公 法 评 论

 惟愿公平如大水滚滚,使公义如江河滔滔!
et revelabitur quasi aqua iudicium et iustitia quasi torrens fortis

 

Explicit and Authentic Acts: Amending the U.S. Constitution, 1776-1995. / (book reviews)
Author/s: Donna J. Spindel
Issue: Spring, 1998

Explicit and Authentic Acts: Amending the U.S. Constitution, 1776-1995. By David E. Kyvig. (Lawrence: University Press of Kansas, 1996. Pp. xx, 604. $55.00.)

This impressive study will surely take its place among the major works in constitutional history. To date, a great deal has been written about the First and Fourteenth Amendments, but much less attention has been focused directly upon Article V and the amending process itself. At first glance, it may appear that there is not much of a history here. But David Kyvig argues skillfully and convincingly that over time the process has been intrinsic to the durability of constitutional government. With very few exceptions, constitutional amendments have addressed broad, fundamental issues of government. It was the intention of the framers, he says, that a means be established by which government could change only as a result of a broad consensus and without being torn by revolution.

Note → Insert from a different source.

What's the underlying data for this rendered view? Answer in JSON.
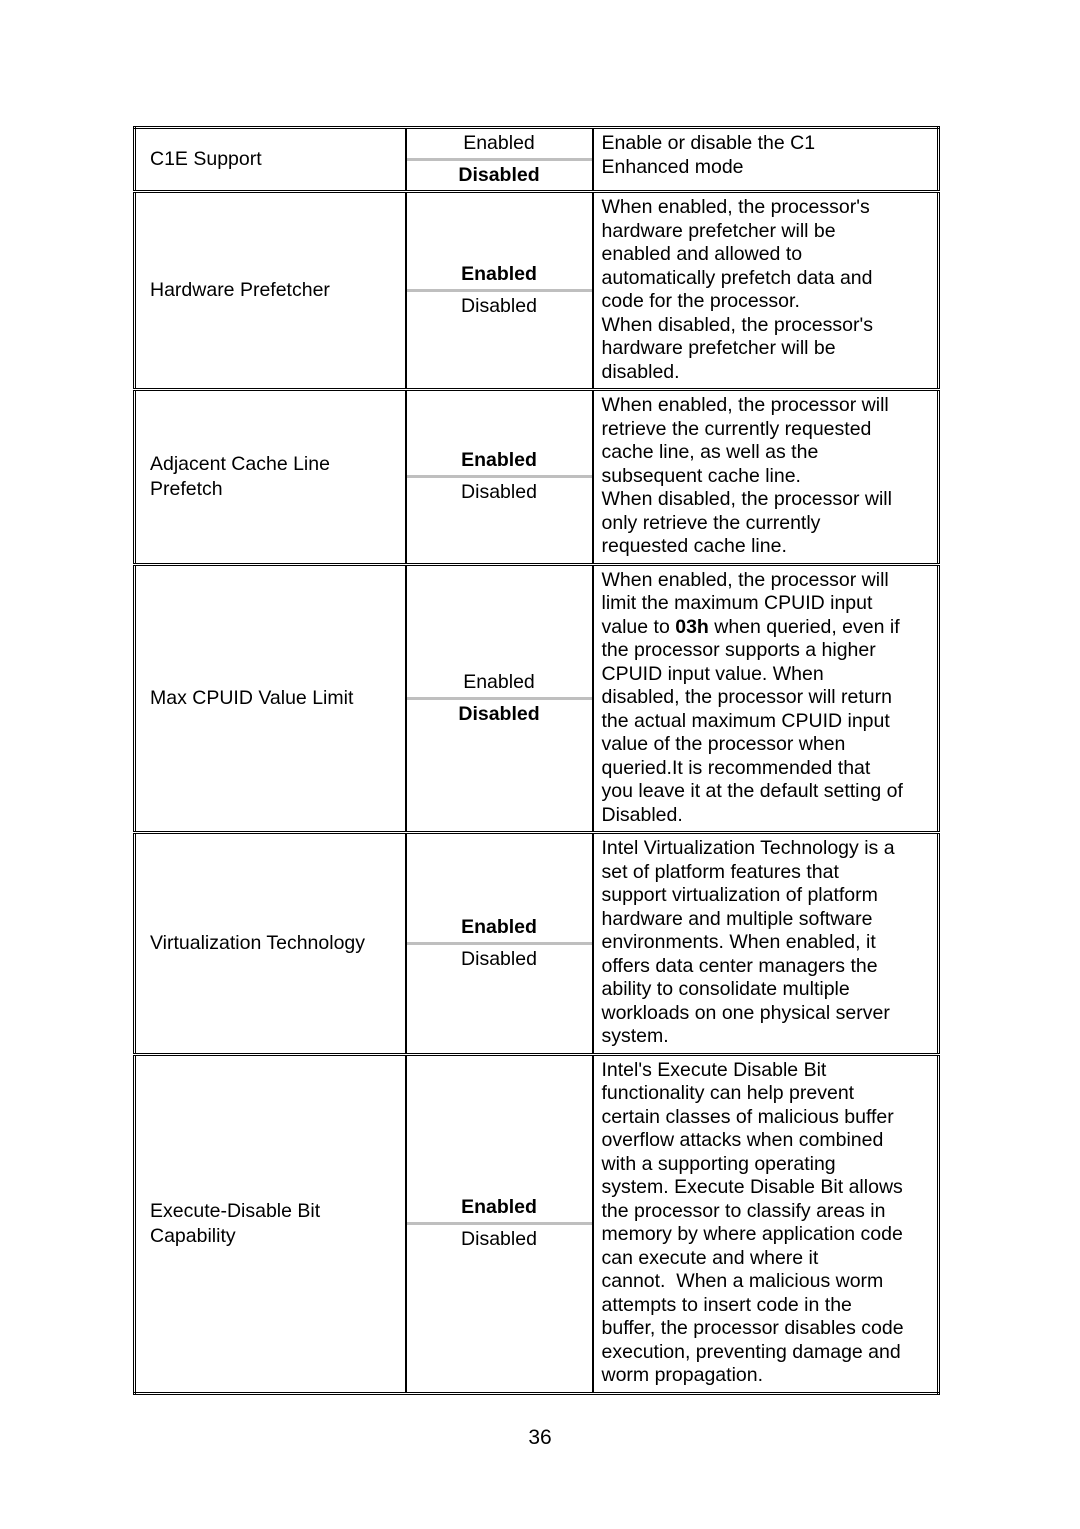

Article V, in fact, lays out a mechanism by which constitutional reform can take place within this framework. Kyvig emphasizes that a proposed amendment must be approved by what he calls a "supermajority," two-thirds of the Congress and three-fourths of the states. As he points out, ERA opponents in the 1970s declared total victory when the amendment died, but failed to note that a majority of the states, (although not the necessary three-fourths), had supported the amendment.

Much of this study is devoted to both failed and successful efforts to amend the Constitution. Underlying each case study, however, is the ever present theme that Article V is a key component of constitutional government that might itself have failed ratification with out the inclusion of an amending process. He argues that the Bill of Rights, for example, was as important for its content as it was for serving as evidence that Article V worked. Kyvig argues that the framers never intended for the Constitution to change often. He takes a look at the evolution of the principle of judicial review and suggests that constitutional interpretation worked hand in hand with constitutional amendment. Judicial review diminished the need to resort to constitutional change.

Kyvig's discussion of the Reconstruction amendments is instructive in that he points out that written amendments do not necessarily accomplish their intended goals. In this case, (and this argument is not new), Supreme Court justices interpreted the amendments very narrowly, as conservative and racist supporters would have wished. The author, in fact, politicizes much of his own interpretation of amendment efforts in this century But his perspective is candidly presented. His own beliefs also help to emphasize a key point of this study--proposed amendments do not emerge in a vacuum. Kyvig goes so far as to suggest that when the ERA and D.C. representation amendments failed in the 1970s, members of Congress understood that they could propose new amendments, which realistically had no chance of passage, as an effective means of conveying their views to the public.
Continued from page 1

In much of the book, the author analyzes twentieth-century amendments, beginning with the Sixteenth (income tax), and ending with the Twenty-seventh (congressional pay raise), which Kyvig calls uniquely "trivial." In nearly every case, the process was difficult. This, he says, would please the founders. The "two-tiered" nature of the amending process has made it possible for necessary and substantive change to take place in an orderly way. This argument in itself is nothing new. What Kyvig brings to the argument is historical context and compelling evidence presented within a very readable framework.